Federal Government Moves to Fix Canada’s Trade Bottlenecks After Saskatchewan Pressure
Arshad Khan

Canada’s transport minister is promising sweeping legislative changes to unclog the country’s strained export corridors, with Saskatchewan’s resource sector firmly in his sights.
Government House Leader and Transport Minister Steven MacKinnon told the Saskatchewan Chamber of Commerce on Friday that new federal legislation is coming within weeks changes he says will cut through years of bureaucratic delay and make Canadian trade routes competitive enough to keep major exporters from heading south of the border.
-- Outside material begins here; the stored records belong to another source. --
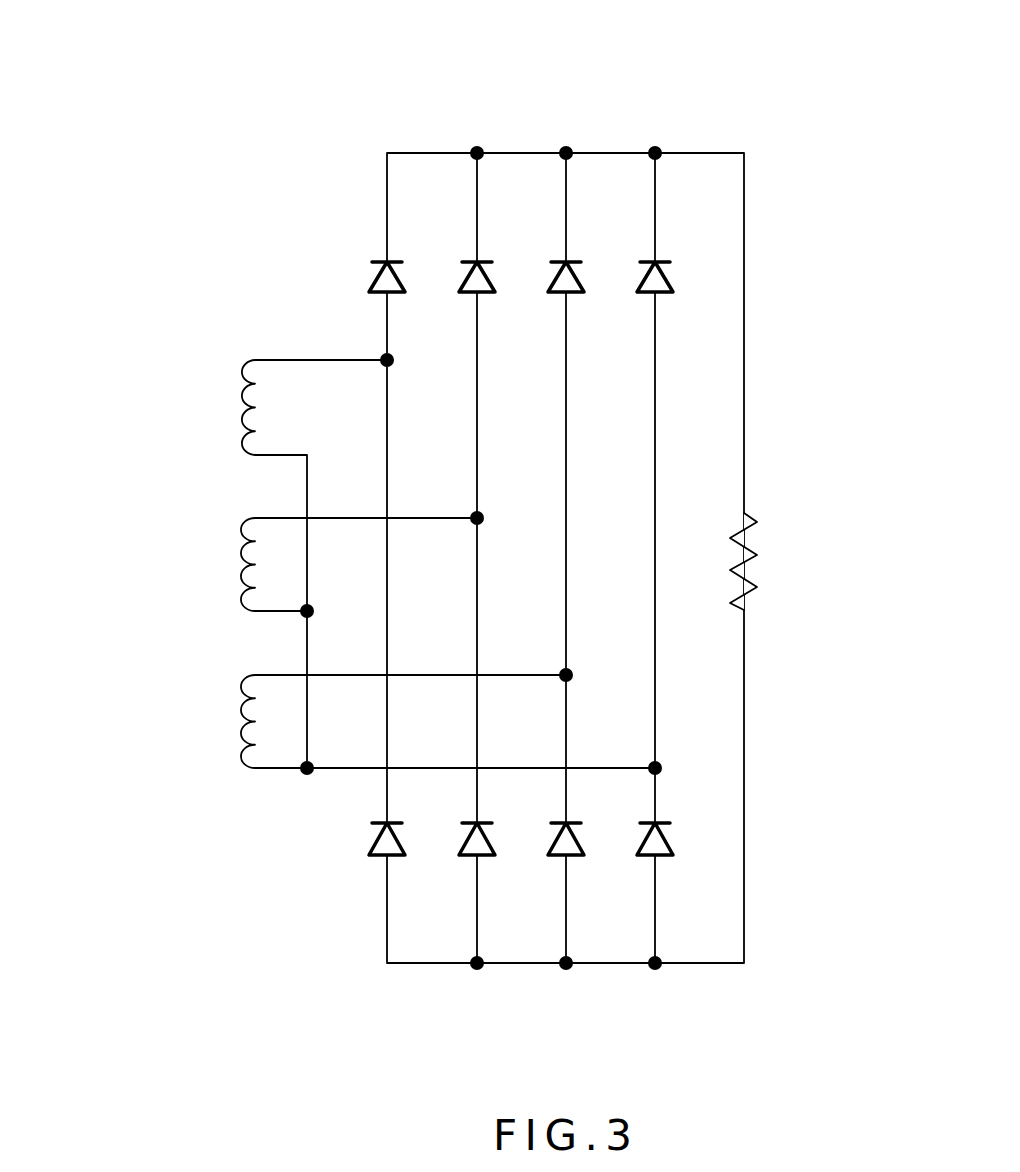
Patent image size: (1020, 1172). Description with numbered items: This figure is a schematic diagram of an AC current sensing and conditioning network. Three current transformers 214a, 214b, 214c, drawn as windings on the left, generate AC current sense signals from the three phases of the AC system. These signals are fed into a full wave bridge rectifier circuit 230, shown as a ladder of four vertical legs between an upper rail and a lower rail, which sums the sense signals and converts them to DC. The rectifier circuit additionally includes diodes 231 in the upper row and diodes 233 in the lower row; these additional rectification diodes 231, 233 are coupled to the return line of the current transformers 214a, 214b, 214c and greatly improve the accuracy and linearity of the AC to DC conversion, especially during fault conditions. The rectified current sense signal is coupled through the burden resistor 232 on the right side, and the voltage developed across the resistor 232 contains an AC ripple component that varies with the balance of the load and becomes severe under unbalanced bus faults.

The full wave bridge rectifier circuit 230 is at (506, 110).
The diode 231 is at (667, 276).
The burden resistor 232 is at (745, 516).
The diode 233 is at (667, 838).
The current transformer (CT) 214a is at (238, 363).
The current transformer (CT) 214b is at (238, 520).
The current transformer (CT) 214c is at (238, 678).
The announcement comes on the heels of a pointed wake-up call. In November, potash giant Nutrien stunned many in the industry by revealing plans to route exports through a terminal in Washington state rather than a Canadian port. MacKinnon didn’t mince words about where he stands on that.
“This is a product that’s mined in Saskatchewan, by Saskatchewanians, and ought to be exported from Canada by Canadians,” he said, adding that conversations with Nutrien are still ongoing and he hasn’t given up on reversing the decision.
But whether or not Nutrien changes course, the minister says the episode exposed something that needed fixing regardless Canada’s transportation and logistics networks simply aren’t keeping up with the demands of a major exporting nation.
Canpotex Ltd., one of the province’s biggest potash exporters, has been living with that reality for years. President and CEO Gordon McKenzie told the chamber that repeated disruptions at Canadian rail networks and ports have forced the company to build in American trade routes as a backup not out of preference, but necessity.
“Customers need to know Canada can deliver,” McKenzie said plainly.
His concern centres heavily on the Port of Vancouver, which currently handles roughly 70 per cent of Canpotex’s export volume. McKenzie described the port’s long-running operational difficulties as a serious vulnerability one that keeps him up at night.
“If anything were to happen there, it would be a disaster,” he said.
MacKinnon’s plan has several moving parts. On the legislative side, he says amendments are coming to transportation laws and the Canadian Labour Code, alongside the introduction of formal Supply Chain Corridors a framework designed to give major trade routes clearer legal and logistical standing.
He also took direct aim at what he called more than a decade of drawn-out regulatory review for expanded port infrastructure in Vancouver a project he describes as the “port of the prairies” given how much of the interior’s resource wealth flows through it.
“Red tape has bogged down our nation-building infrastructure, leaving investment on the table,” MacKinnon said.
On the funding side, the federal government is committing $5 billion over seven years to a new Trade Diversification Corridor Fund, with an additional $1 billion earmarked for Arctic infrastructure development. MacKinnon said both programs will have direct benefits for Saskatchewan.
Provincial Trade and Export Development Minister Warren Kaeding welcomed the federal movement, framing it as long overdue for a province whose economy runs on getting commodities to global markets quickly and reliably.
“Timely project approvals and efficient transportation corridors are critical to strengthening Canada’s competitiveness, supporting investment, and ensuring Saskatchewan products reach global markets efficiently,” Kaeding said in a statement.
MacKinnon, for his part, acknowledged the political difficulty of reforming entrenched rules but pushed back against the idea that every existing regulation deserves to survive scrutiny.
“We can do it better,” he said.
Whether Ottawa can deliver on that promise and whether it comes fast enough to keep exporters from cementing ties with American ports remains the central question hanging over the whole effort.